雑念はいくらでも湧いてきた。私はそれをすべて、ため息といっしょに吐き出した。
陛下のご緊張をやわらげ、嗜虐的なお気持ちを満たしてさしあげたい――その目標に集中する。
「陛下、どうかお召し物を――ぬくもりと残り香を、賜りたく」
「うん。ブラでいい?」
私の返事を待たず、陛下はお脱ぎになられた。陛下は下着に趣味をお持ちで、今日も華やかなものを召されていた。
陛下のお身体は、特に胸は、とても女らしくあらせられる。下着に遮られないお身体は、目に生々しく、私はよそを向いた。
「そうだ、してるときは、『陸子さま』って呼んで」
「かしこまりました、……陸子さま」
よそを見ていた私の手に、温かい布が触れた。
「はい、どうぞ?」
「ありがたく頂戴いたします」
お召し物を、胸の前にくるように持つ。

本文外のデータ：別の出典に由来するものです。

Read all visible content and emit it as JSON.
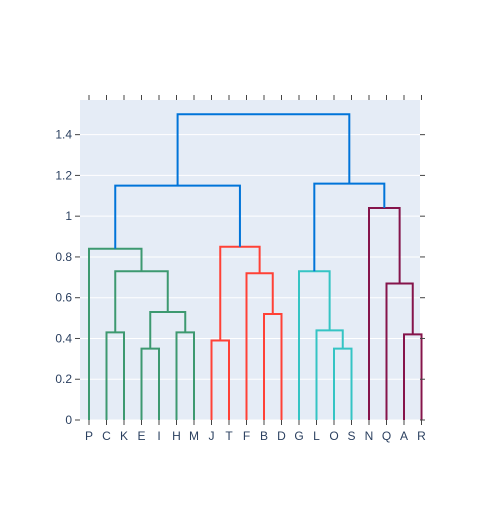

顔をやや下に向ける。立ち昇るぬくもりと匂いが、顔にかかるようにするため。
陛下は、首を伸ばされて、私の顔を下からご覧になりながら、
「さっきもだったけど、鼻にくっつけないんだね。服が汚れるから?」
「いえ、このくらい離したほうが、よく楽しめますので」
といっても、楽しむどころではなかった。いや、楽しんでいたのかもしれない。それは自分でもわからない。自分でもわからないことはともかく、意識の上では、陛下にご満足いただくことしか頭になかった。
「そうなんだー。さすが経験者って感じ」
陛下は、首を伸ばしているのに疲れた、というようにお身体を倒され、私の膝にお顔を埋められた。
「ひかるちゃん、変態だ」
嬉しそうに陛下はおっしゃられた。どうやらご満足いただけた、と感じた。
頭が、すっ、とした。
時間感覚が一瞬途切れた。過ぎたのは1秒か、1分か。10分ということはなさそうだった。

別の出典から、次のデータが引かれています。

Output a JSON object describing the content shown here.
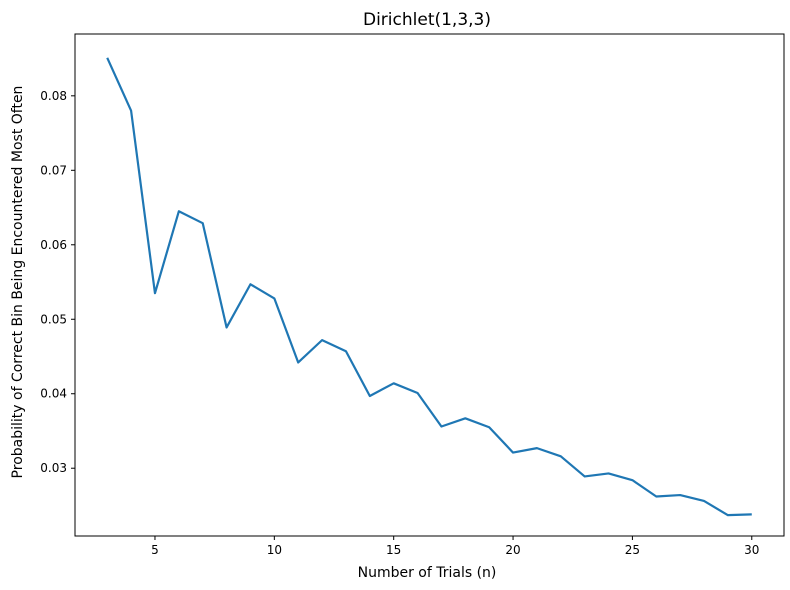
{
  "chart_data": {
    "type": "line",
    "title": "Dirichlet(1,3,3)",
    "xlabel": "Number of Trials (n)",
    "ylabel": "Probability of Correct Bin Being Encountered Most Often",
    "xlim": [
      1.65,
      31.35
    ],
    "ylim": [
      0.0209,
      0.0883
    ],
    "x_ticks": [
      5,
      10,
      15,
      20,
      25,
      30
    ],
    "x_tick_labels": [
      "5",
      "10",
      "15",
      "20",
      "25",
      "30"
    ],
    "y_ticks": [
      0.03,
      0.04,
      0.05,
      0.06,
      0.07,
      0.08
    ],
    "y_tick_labels": [
      "0.03",
      "0.04",
      "0.05",
      "0.06",
      "0.07",
      "0.08"
    ],
    "grid": false,
    "line_color": "#1f77b4",
    "series": [
      {
        "x": [
          3,
          4,
          5,
          6,
          7,
          8,
          9,
          10,
          11,
          12,
          13,
          14,
          15,
          16,
          17,
          18,
          19,
          20,
          21,
          22,
          23,
          24,
          25,
          26,
          27,
          28,
          29,
          30
        ],
        "values": [
          0.0851,
          0.078,
          0.0535,
          0.0645,
          0.0629,
          0.0489,
          0.0547,
          0.0528,
          0.0442,
          0.0472,
          0.0457,
          0.0397,
          0.0414,
          0.0401,
          0.0356,
          0.0367,
          0.0355,
          0.0321,
          0.0327,
          0.0316,
          0.0289,
          0.0293,
          0.0284,
          0.0262,
          0.0264,
          0.0256,
          0.0237,
          0.0238
        ]
      }
    ]
  }
}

「――十分に堪能させていただきました。これはもうお返しいたします。
出発まで、あまり時間がございません。シャワーをお使いになられては」
陛下は、面倒くさそうにお身体を起こされて、眠そうな目で私をご覧になった。
「……はーい」
私の手から下着をお取りになると、それを指で振り回しながら、陛下は部屋を出てゆかれた。

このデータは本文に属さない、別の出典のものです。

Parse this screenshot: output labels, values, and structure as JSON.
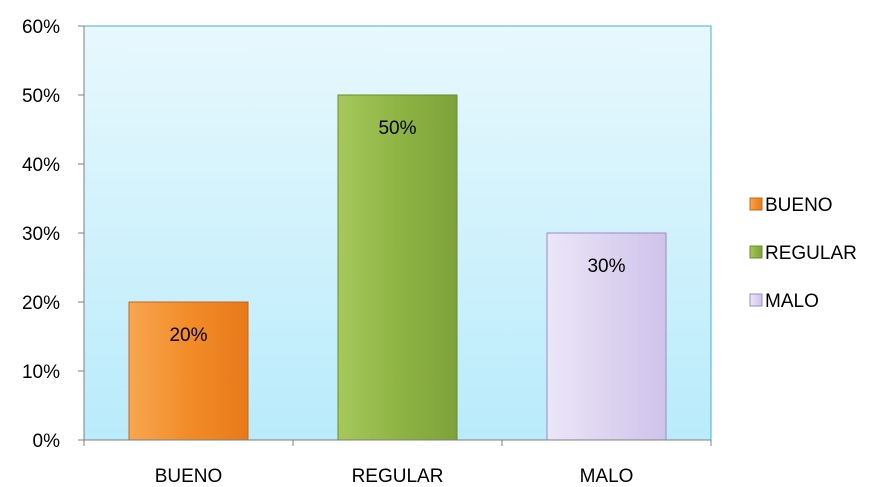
{
  "chart_data": {
    "type": "bar",
    "categories": [
      "BUENO",
      "REGULAR",
      "MALO"
    ],
    "values": [
      20,
      50,
      30
    ],
    "data_labels": [
      "20%",
      "50%",
      "30%"
    ],
    "unit": "%",
    "ylim": [
      0,
      60
    ],
    "yticks": [
      0,
      10,
      20,
      30,
      40,
      50,
      60
    ],
    "ytick_labels": [
      "0%",
      "10%",
      "20%",
      "30%",
      "40%",
      "50%",
      "60%"
    ],
    "title": "",
    "xlabel": "",
    "ylabel": "",
    "grid": false,
    "legend_position": "right",
    "legend": [
      "BUENO",
      "REGULAR",
      "MALO"
    ],
    "colors": {
      "BUENO": "#f28c28",
      "REGULAR": "#8fb444",
      "MALO": "#dcd2f0",
      "plot_background_top": "#e8f8fd",
      "plot_background_bottom": "#b9ebfb",
      "plot_border": "#4bb0c8"
    }
  }
}
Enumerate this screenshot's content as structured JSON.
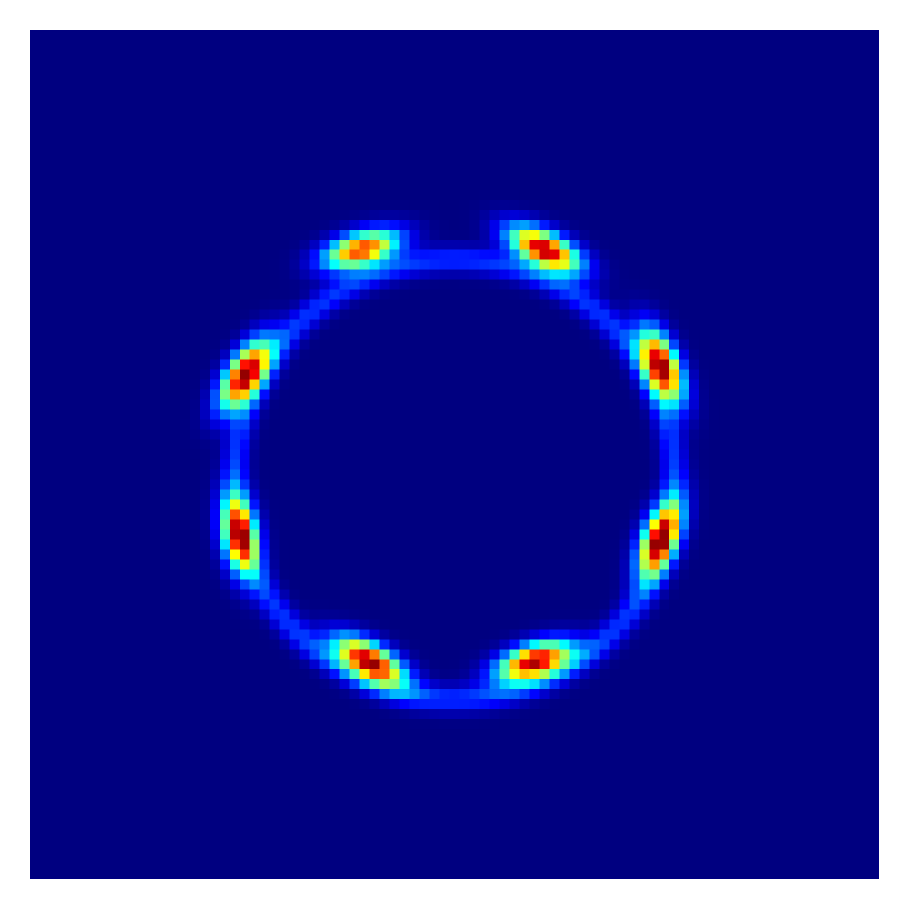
{
  "chart_data": {
    "type": "heatmap",
    "title": "",
    "xlabel": "",
    "ylabel": "",
    "colormap": "jet",
    "background_color": "#00007f",
    "grid": false,
    "legend": "none",
    "pixel_grid": [
      85,
      85
    ],
    "ring": {
      "center": [
        42.5,
        45.0
      ],
      "radius": 22.0,
      "ring_intensity": 0.18,
      "ring_width": 0.9
    },
    "spots": [
      {
        "name": "top-left",
        "x": 33.2,
        "y": 22.0,
        "peak": 0.86
      },
      {
        "name": "top-right",
        "x": 51.5,
        "y": 22.0,
        "peak": 1.0
      },
      {
        "name": "upper-right",
        "x": 63.2,
        "y": 33.6,
        "peak": 1.0
      },
      {
        "name": "lower-right",
        "x": 63.0,
        "y": 51.0,
        "peak": 0.95
      },
      {
        "name": "bottom-right",
        "x": 50.5,
        "y": 63.2,
        "peak": 0.98
      },
      {
        "name": "bottom-left",
        "x": 34.0,
        "y": 63.2,
        "peak": 1.0
      },
      {
        "name": "lower-left",
        "x": 21.0,
        "y": 50.6,
        "peak": 0.9
      },
      {
        "name": "upper-left",
        "x": 21.5,
        "y": 34.5,
        "peak": 1.0
      }
    ],
    "spot_shape": {
      "tangential_sigma": 2.6,
      "radial_sigma": 1.2,
      "skew": 0.35
    }
  }
}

私が護衛官に選ばれたのは、私が女で、まともな選考対象のなかで一番若かったから、というだけなのではないか。
それは真実だったかもしれない。
けれどもう私は、それが嫌ではなかった。私は運がよかった。そのおかげで私は、陛下の前を通りすぎるのではなく、お側に仕えることができた。
たとえようもなく信頼され愛されながら通りすぎるより、少しだけ信頼され愛されながらお仕えするほうが、いい。
私は陛下のお側に仕えたい。ほかのことはみな言い訳と、口実と、照れ隠しだ。